Battery chemistries which are expected to get significant research attention and investments for the 2020-2030 period

  • The research and development in the Battery field is working towards creating a smaller, lighter, efficient, cost effective batteries that can last long.
  • Lithium sulphur chemistry can store up to 500 Wh/kg which is almost twice that of the other lithium chemistries. The problem in LiS is that the cost is high and the anode material tends to degrade during recharge which reduces the number of charging cycles of the battery.
  • Zinc–air batteries (non-rechargeable) , and zinc–air fuel cells (mechanically rechargeable) are metal–air batteries powered by oxidizing zinc with oxygen from the air. These batteries have high energy densities and are relatively inexpensive to produce. 
  • Zinc–air batteries have some properties of fuel cells as well as batteries: the zinc is the fuel, the reaction rate can be controlled by varying the air flow, and oxidized zinc/electrolyte paste can be replaced with fresh paste.
  • Possible future applications of this battery include its deployment as an electric vehicle battery and as a utility-scale energy storage system.
  • A metal–air electrochemical cell is an electrochemical cell that uses an anode made from pure metal and an external cathode of ambient air, typically with an aqueous or aprotic electrolyte.
  • Lithium air battery uses the oxidation of metal (lithium) at the anode and reduction of oxygen at the cathode to induce a current flow. The major appeal of the metal-air battery is the extremely high energy density. This chemistry starts to approach the energy density of oil and can theoretically deliver 12 kWh per kg. 
  • lithium-air batteries have never met with as much success as lithium-ion cells due to the difficulty of building a lithium-air cell which can be recharged thousands of times.

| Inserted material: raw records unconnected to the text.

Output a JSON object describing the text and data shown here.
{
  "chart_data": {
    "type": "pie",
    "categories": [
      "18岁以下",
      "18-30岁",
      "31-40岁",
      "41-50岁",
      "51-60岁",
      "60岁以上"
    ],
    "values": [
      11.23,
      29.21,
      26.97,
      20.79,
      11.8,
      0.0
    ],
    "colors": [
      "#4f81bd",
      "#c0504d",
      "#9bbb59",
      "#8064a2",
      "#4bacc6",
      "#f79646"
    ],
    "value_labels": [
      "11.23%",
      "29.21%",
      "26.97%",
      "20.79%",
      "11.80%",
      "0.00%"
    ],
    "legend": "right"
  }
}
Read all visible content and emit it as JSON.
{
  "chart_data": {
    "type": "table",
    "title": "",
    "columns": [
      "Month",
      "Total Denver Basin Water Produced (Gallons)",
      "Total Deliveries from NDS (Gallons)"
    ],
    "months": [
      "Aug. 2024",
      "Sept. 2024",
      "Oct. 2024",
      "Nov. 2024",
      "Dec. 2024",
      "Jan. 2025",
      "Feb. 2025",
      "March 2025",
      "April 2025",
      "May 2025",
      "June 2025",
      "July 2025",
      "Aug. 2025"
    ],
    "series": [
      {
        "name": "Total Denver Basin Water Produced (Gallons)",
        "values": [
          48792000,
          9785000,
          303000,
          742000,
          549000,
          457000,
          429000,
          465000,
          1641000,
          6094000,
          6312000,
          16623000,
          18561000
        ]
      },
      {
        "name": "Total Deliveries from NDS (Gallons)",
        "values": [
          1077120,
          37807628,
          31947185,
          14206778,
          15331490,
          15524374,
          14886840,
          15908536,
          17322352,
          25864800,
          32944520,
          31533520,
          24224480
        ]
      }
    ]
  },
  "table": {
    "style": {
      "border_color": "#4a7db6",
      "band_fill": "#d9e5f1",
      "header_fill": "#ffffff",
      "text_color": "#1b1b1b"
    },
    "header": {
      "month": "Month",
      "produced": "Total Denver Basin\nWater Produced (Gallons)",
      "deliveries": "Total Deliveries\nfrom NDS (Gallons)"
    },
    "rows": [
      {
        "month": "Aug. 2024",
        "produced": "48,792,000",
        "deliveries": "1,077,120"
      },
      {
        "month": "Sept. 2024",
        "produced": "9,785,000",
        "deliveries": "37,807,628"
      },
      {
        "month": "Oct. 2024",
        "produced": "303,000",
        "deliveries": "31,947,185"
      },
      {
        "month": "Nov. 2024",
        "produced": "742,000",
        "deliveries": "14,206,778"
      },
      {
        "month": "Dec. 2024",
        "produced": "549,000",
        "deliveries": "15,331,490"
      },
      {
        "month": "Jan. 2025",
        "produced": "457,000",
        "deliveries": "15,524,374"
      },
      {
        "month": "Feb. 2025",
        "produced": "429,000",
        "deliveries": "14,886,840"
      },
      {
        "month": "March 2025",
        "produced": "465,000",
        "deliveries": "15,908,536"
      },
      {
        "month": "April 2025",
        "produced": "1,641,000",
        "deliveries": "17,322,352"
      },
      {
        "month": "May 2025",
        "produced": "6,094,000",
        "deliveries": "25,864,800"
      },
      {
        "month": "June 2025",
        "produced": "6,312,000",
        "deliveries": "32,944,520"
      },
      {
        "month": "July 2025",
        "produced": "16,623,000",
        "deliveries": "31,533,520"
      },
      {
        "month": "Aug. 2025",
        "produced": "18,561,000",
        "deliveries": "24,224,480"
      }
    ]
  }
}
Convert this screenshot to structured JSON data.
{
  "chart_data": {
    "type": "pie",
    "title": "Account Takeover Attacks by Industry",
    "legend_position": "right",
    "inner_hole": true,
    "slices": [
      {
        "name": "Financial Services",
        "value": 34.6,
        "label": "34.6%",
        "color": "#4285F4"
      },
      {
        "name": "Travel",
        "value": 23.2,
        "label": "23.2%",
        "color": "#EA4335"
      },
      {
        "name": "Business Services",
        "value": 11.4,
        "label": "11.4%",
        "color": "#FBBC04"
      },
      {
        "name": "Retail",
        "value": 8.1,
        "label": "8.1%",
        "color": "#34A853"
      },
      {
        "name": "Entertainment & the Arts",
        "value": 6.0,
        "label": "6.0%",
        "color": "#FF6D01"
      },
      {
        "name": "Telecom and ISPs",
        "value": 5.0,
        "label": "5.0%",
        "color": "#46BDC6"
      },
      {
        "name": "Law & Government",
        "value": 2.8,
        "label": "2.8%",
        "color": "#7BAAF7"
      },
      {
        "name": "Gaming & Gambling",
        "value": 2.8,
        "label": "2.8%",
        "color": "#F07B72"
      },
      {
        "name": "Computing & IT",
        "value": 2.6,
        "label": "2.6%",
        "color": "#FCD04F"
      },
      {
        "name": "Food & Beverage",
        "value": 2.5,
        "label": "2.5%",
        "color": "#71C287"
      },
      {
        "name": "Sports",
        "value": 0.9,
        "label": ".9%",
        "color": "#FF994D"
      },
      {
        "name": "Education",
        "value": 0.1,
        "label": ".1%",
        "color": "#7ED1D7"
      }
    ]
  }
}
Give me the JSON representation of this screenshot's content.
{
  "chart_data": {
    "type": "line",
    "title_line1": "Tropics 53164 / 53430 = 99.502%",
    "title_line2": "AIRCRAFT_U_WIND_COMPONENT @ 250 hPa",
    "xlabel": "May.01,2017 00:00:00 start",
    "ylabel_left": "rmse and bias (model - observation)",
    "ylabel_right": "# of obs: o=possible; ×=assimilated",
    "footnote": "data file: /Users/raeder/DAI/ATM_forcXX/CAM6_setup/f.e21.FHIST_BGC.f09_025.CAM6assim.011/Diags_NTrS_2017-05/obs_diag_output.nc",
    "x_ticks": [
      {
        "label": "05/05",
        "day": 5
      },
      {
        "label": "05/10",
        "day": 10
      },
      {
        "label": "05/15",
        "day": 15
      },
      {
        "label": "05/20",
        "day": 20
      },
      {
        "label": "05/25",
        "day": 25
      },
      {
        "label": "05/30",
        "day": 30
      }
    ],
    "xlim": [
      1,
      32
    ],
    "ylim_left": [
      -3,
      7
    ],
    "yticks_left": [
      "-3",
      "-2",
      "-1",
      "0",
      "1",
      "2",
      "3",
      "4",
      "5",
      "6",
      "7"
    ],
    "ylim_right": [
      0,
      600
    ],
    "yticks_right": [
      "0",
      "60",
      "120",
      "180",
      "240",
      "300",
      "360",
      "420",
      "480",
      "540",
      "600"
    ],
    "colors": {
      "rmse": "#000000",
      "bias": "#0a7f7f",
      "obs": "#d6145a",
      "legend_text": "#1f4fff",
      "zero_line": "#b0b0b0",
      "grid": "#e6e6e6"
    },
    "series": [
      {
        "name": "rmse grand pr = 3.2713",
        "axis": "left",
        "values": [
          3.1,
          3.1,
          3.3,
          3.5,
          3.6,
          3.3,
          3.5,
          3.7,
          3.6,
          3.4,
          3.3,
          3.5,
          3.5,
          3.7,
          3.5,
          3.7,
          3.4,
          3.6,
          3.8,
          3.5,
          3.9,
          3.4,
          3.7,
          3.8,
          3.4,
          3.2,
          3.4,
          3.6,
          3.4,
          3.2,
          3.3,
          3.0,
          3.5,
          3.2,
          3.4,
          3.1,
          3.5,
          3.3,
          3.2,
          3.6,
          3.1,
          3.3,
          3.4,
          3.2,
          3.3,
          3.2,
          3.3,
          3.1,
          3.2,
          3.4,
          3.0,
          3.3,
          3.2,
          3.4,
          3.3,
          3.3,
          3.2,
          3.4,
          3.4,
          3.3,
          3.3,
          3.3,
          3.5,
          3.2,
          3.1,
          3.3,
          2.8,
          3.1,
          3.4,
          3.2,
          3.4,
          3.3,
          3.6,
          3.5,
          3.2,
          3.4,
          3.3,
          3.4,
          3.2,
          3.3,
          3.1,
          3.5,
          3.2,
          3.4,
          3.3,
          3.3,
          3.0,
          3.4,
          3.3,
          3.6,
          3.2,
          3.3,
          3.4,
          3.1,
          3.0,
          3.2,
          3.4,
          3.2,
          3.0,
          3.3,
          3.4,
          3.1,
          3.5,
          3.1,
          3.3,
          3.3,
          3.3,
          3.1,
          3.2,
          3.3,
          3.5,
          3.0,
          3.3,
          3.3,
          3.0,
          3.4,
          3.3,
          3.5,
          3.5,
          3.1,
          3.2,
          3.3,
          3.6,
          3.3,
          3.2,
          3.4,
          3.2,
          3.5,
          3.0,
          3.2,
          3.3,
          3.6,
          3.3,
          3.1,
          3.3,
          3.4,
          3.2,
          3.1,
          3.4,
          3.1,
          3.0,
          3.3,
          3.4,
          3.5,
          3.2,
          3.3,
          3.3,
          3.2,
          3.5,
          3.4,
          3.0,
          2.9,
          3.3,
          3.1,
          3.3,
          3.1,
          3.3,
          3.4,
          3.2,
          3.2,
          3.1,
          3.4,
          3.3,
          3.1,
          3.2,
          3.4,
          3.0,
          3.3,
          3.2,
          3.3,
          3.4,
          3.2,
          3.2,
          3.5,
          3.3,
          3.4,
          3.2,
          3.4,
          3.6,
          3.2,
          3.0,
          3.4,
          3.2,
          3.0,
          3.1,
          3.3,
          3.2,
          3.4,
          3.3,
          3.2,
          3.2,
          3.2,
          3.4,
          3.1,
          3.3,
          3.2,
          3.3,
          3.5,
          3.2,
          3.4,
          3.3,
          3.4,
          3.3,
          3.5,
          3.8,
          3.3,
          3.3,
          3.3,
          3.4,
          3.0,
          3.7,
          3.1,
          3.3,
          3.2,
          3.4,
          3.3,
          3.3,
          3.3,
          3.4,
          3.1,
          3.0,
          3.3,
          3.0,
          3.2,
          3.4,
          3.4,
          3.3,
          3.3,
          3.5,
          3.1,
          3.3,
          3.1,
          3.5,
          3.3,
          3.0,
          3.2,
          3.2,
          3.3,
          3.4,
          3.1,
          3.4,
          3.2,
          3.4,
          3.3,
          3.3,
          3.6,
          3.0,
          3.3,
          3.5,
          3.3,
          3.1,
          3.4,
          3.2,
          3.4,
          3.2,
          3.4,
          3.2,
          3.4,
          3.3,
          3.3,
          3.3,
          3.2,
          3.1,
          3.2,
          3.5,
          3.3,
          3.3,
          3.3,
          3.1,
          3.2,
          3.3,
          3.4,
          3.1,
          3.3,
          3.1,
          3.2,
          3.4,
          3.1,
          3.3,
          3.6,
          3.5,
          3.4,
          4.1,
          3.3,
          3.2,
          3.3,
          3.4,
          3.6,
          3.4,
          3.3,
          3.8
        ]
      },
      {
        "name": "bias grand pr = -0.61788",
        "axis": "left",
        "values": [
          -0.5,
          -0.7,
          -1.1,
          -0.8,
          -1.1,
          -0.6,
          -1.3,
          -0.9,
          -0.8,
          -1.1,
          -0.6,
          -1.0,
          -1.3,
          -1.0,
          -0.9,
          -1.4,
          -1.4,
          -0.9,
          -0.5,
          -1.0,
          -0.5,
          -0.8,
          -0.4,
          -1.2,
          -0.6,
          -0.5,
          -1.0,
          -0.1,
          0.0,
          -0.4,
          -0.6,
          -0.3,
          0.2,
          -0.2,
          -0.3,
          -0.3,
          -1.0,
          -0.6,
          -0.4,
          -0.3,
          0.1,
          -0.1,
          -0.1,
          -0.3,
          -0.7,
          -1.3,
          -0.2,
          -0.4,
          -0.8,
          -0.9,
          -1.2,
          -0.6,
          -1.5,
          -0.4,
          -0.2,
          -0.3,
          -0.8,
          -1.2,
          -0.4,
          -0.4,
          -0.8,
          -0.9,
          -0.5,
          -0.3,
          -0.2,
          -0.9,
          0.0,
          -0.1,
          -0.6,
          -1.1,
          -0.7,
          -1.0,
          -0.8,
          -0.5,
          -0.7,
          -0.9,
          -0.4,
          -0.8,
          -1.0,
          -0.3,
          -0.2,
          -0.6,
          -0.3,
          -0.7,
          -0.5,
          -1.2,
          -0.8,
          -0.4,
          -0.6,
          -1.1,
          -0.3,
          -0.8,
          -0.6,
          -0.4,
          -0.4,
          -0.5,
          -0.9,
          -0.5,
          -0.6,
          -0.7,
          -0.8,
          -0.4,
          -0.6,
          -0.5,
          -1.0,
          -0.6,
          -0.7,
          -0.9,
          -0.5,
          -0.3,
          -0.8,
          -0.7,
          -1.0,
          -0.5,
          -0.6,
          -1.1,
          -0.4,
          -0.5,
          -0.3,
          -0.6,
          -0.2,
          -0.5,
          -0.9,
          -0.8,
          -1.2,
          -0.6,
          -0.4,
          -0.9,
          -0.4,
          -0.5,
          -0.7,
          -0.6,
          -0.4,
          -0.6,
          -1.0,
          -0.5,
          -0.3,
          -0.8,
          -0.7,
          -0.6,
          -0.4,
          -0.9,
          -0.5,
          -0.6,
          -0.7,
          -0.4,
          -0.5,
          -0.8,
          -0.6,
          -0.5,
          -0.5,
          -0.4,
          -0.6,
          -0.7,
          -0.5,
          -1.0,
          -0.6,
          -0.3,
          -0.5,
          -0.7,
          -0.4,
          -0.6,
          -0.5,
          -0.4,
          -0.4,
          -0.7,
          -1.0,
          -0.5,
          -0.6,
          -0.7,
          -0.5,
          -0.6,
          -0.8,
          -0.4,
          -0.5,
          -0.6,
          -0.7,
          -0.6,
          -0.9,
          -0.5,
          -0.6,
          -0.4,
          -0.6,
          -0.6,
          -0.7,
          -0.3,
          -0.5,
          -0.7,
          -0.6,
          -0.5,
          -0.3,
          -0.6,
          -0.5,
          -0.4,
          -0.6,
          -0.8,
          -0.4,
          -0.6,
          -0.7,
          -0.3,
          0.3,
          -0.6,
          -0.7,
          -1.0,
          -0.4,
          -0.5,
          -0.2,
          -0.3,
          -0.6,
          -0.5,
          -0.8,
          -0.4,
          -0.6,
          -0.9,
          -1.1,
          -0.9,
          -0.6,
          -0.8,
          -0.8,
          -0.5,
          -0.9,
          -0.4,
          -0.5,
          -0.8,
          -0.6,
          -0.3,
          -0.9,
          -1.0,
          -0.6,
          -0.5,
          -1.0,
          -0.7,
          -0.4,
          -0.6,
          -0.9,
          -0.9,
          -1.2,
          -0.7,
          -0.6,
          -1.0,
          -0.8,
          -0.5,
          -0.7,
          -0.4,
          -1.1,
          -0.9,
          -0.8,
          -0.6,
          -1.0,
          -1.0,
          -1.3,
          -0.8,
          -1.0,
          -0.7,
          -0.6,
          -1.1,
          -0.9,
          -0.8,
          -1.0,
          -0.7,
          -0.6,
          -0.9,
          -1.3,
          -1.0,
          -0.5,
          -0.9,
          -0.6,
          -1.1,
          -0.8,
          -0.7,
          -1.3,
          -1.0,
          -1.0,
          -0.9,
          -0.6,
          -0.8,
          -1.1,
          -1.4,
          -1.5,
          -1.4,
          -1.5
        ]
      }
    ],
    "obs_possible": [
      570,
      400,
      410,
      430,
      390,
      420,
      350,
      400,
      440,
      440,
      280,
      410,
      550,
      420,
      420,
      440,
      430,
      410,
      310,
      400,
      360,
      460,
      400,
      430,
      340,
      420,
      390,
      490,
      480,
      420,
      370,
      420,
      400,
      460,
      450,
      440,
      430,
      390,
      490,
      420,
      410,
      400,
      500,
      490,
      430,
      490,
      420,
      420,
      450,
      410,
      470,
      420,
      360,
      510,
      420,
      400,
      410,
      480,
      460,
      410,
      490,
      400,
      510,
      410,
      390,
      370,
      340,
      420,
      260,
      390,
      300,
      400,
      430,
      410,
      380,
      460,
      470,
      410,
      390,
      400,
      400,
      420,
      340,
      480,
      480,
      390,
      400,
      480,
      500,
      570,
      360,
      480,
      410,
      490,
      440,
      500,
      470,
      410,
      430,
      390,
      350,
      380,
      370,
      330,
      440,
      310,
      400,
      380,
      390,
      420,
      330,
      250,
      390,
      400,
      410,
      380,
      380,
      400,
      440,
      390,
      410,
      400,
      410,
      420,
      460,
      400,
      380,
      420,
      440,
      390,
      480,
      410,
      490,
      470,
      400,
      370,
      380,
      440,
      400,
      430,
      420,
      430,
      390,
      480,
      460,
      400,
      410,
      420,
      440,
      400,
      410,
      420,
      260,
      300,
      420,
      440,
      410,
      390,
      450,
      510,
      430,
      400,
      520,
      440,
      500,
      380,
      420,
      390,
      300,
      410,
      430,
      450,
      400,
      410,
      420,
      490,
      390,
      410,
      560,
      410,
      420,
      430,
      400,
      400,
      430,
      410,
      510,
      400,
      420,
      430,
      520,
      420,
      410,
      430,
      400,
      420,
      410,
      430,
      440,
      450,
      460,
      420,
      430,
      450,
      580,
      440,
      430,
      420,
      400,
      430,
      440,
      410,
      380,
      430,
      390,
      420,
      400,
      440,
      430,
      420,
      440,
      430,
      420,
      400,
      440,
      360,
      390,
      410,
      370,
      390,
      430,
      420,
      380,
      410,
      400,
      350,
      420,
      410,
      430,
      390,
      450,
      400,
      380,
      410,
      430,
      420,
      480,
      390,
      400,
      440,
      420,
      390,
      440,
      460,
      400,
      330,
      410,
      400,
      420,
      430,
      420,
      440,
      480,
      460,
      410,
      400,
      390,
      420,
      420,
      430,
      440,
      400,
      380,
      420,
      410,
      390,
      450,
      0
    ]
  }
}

Innovations in Battery Chemistries

  • StoreDot, an Isreali nanotechnology startup, first demoed its “Flash Battery” technology in May 2017 – which promises to charge an electric car in just five minutes, providing up to 300 miles of range (depending on EV) using novel organic compounds in place of chemicals found in lithium-ion batteries. In addition to providing hyper-fast charging, StoreDot projects EV FlashBattery which is environmentally safer than a standard lithium-ion battery, with a “friendlier” manufacturing process; contains materials that are “less flammable and more stable at high temperatures”  than those found in lithium-ion technologies; and is price-competitive with expectations for existing EV batteries.
  • Toshiba in 2017, announced a next-generation SCiB with anodes made from a different material- titanium niobium oxide
    • The utilization of the new oxide material retains the benefits of the existing SCiB model, but is “much less likely to experience lithium metal deposition during ultra-rapid recharging or recharging in cold conditions.” That deposition can cause battery degradation.
    • Toshiba has developed a model to store Li-ion more efficiently in the new SCiB batteries, enhancing both power and battery life. The new SCiB retains 90% of its battery capacity even after 5,000 charging cycles, according to the company.
    • The new SCiBs give EVs a nearly 200-mile range after just six minutes of L3 charging.  Rather than an incremental improvement, this is a game changing advance that will make a significant difference to the range and performance of EV. Toshiba will continue to improve the battery’s performance and aims to put the next-generation SCiB into practical application in fiscal year 2019.
  • Samsung is going even further than 200 miles with the new battery innovation that it debuted at the Frankfurt Motor Show in September 2017. It has introduced a new “multifunctional battery pack” that can power electric cars for up to 430 miles.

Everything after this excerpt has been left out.